FY18 Predictions and Roadmap Information

 

Always Connected Personal Computers (ACPC)

 

There hasn’t been a lot of fanfare around it (yet), but HP, Acer and Lenovo are preparing to release thin, light, LTE enabled laptops running Windows on Qualcomm’s Snapdragon™ ARM® processor. This has the potential to be huge for Microsoft, as these devices will not only run all Win32 applications, but they claim battery life may exceed twenty hours of active use and up to thirty days on standby! Combine that with always-connected cellular capability, and the ACPC may finally make Windows a viable competitor in the mobility market.

The amount of data used while connected via 4g, and the cost of data plans will likely be a key factor in the success of ACPCs, but these new devices may prove particularly useful for many.

 Microsoft Stream

 

Microsoft has repeatedly stated their desire to make meetings and conferencing more productive. Skype for Business has been the company’s primary business meeting service, but as Microsoft continues to enhance Teams, which will eventually replace Skype for Business, it appears increasingly likely that they will add video functionality to the mix. Microsoft Stream has been referred to as “YouTube for Business”. Stream is replacing Office 365 Video. While Stream doesn’t include all functionality of O365 Video, it does add valuable tools such as searchable speech-to-text transcription, face detection in videos, and linked timestamps.
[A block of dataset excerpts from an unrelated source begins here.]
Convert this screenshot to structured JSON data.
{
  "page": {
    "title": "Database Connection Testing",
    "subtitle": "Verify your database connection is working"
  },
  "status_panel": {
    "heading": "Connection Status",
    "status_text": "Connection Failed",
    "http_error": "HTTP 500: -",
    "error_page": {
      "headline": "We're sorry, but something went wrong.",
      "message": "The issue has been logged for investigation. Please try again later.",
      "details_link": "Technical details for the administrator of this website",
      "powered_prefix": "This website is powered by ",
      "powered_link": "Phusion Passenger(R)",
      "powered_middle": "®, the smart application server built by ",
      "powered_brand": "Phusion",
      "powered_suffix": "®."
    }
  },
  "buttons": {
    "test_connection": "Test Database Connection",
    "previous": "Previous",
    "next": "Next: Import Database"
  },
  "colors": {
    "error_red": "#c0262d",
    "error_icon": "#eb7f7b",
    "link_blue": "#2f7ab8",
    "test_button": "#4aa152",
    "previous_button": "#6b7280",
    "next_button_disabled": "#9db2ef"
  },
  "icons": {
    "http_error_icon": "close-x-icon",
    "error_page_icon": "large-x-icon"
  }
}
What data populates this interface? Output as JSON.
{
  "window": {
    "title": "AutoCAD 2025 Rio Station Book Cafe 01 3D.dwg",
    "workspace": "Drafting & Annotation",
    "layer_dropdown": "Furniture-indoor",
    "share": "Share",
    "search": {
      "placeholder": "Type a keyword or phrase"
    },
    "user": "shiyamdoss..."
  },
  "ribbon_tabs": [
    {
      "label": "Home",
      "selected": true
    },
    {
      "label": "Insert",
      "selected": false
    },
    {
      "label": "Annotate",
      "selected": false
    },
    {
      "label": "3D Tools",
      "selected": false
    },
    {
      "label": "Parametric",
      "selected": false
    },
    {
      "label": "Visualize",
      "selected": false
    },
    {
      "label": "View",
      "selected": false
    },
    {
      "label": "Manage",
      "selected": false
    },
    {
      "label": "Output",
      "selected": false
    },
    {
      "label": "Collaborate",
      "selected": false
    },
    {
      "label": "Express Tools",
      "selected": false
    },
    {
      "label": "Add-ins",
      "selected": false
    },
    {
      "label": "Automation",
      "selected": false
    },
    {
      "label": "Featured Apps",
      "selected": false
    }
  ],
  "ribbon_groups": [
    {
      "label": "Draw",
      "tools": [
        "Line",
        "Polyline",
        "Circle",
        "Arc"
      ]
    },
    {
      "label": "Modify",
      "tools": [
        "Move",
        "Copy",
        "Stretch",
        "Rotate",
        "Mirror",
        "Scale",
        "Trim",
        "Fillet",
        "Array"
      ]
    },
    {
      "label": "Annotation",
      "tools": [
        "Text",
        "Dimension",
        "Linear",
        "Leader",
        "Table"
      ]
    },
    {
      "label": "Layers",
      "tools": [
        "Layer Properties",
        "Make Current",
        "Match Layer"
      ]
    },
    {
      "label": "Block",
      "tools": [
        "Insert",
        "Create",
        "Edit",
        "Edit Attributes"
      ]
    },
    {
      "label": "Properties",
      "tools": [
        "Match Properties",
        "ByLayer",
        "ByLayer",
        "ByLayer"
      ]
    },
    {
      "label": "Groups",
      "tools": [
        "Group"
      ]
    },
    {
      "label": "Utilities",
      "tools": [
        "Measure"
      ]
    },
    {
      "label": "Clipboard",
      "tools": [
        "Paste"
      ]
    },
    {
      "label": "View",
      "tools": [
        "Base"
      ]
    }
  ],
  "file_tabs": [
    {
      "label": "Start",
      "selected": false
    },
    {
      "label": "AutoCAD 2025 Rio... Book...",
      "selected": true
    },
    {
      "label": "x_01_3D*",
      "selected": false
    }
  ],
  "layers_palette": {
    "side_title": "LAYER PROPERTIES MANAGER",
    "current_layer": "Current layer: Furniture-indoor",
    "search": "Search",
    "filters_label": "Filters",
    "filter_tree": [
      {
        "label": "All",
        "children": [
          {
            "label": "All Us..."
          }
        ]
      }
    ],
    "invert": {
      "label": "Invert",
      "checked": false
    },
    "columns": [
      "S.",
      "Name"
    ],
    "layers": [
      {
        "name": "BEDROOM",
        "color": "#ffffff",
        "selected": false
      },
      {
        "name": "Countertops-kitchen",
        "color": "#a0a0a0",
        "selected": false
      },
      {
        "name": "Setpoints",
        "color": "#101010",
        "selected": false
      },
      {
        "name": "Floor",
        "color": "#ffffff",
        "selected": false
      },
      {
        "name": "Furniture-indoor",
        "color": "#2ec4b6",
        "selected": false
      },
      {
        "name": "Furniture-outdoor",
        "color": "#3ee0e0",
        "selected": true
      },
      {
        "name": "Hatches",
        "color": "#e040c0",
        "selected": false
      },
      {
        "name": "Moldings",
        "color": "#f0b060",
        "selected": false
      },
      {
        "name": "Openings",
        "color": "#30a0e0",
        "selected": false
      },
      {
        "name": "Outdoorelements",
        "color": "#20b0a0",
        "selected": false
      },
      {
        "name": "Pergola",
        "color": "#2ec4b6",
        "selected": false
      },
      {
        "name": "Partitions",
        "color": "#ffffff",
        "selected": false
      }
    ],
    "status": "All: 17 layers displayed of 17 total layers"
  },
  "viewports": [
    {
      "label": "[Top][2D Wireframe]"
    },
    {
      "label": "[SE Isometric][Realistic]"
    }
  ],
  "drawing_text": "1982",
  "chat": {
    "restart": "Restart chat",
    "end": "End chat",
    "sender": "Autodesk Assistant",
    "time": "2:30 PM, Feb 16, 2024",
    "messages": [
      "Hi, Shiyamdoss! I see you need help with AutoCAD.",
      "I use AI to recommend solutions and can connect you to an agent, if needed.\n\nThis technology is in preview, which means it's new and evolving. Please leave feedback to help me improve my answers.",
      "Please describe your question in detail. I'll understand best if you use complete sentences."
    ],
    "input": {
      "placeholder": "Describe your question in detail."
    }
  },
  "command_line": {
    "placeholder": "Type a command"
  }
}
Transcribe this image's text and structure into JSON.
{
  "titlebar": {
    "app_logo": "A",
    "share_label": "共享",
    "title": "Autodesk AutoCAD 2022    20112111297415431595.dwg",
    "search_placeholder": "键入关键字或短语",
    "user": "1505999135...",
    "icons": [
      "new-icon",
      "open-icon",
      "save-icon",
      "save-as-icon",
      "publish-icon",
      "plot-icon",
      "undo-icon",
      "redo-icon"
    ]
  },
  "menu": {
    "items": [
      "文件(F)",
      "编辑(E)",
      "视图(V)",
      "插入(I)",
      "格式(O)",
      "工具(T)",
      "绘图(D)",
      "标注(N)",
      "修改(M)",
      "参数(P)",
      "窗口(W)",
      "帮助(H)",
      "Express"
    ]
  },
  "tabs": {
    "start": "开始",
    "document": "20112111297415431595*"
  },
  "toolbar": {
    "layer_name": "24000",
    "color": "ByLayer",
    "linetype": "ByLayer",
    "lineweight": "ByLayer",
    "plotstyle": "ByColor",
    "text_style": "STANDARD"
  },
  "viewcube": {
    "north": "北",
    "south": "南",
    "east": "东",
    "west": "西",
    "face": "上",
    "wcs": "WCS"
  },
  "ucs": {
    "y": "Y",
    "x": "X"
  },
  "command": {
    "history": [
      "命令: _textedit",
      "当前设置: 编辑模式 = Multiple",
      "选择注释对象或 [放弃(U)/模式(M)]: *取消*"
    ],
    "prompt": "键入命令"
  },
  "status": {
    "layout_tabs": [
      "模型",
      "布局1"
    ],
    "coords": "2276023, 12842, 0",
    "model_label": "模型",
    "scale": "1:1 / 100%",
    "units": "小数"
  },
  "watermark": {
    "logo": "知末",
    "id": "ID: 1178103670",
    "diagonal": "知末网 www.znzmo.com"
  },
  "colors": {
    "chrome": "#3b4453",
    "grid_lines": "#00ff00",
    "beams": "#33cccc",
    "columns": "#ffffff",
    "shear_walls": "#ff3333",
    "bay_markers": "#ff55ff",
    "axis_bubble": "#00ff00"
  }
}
Cloud Solution Provider (CSP)

 

Some have speculated that the Cloud Solution Provider licensing model will eventually replace the Enterprise Agreement. Promoting the CSP is consistent with Microsoft’s desire to move everyone to the cloud, and there have been signs that they are tightening the qualification criteria for an EA. Whereas an EA was previously only available to organizations with at least 250 users or devices, that threshold has been increased to 500. Despite the complexity of the Volume Licensing model, Microsoft would like to simplify it as much as they can for as many customers as they can. The EA is intended for their largest enterprise customers who often have complex needs which don’t fit into a largely generic agreement. We’re not suggesting that the CSP can’t be negotiated, but it seems likely that while the qualification criteria for an EA may become more restrictive, the EA will probably remain for the foreseeable future.

Product Releases

 

 Azure Stack Build 1711 – Released

Dynamics™ 365 update – Spring, 2018

Dynamics 365 for Talent – Spring, 2018

Dynamics 365 for Retail – Spring, 2018

Dynamics SL 2018 – First half, 2018

Microsoft Teams – Released

Office 2019 – Second half, 2018

SharePoint Framework update – Released

Windows 10 “Redstone 4” – Spring, 2018

Release schedules are subject to change
 

As Microsoft continues to fill the revenue void left by traditional perpetual license and software sales, they have increased their software licensing audit activity. Microsoft typically demands some sort of audit on most of their Volume Licensing customers at least once every three years. It’s a good business for Microsoft as the cost of the audit is typically paid by the customer (unless the customer proves that they are almost 100% compliant). By exercising their audit rights, Microsoft forces organizations to verify their compliance and purchase any additional licenses necessary to become fully compliant. It’s typically much more cost effective to confirm compliance before being audited.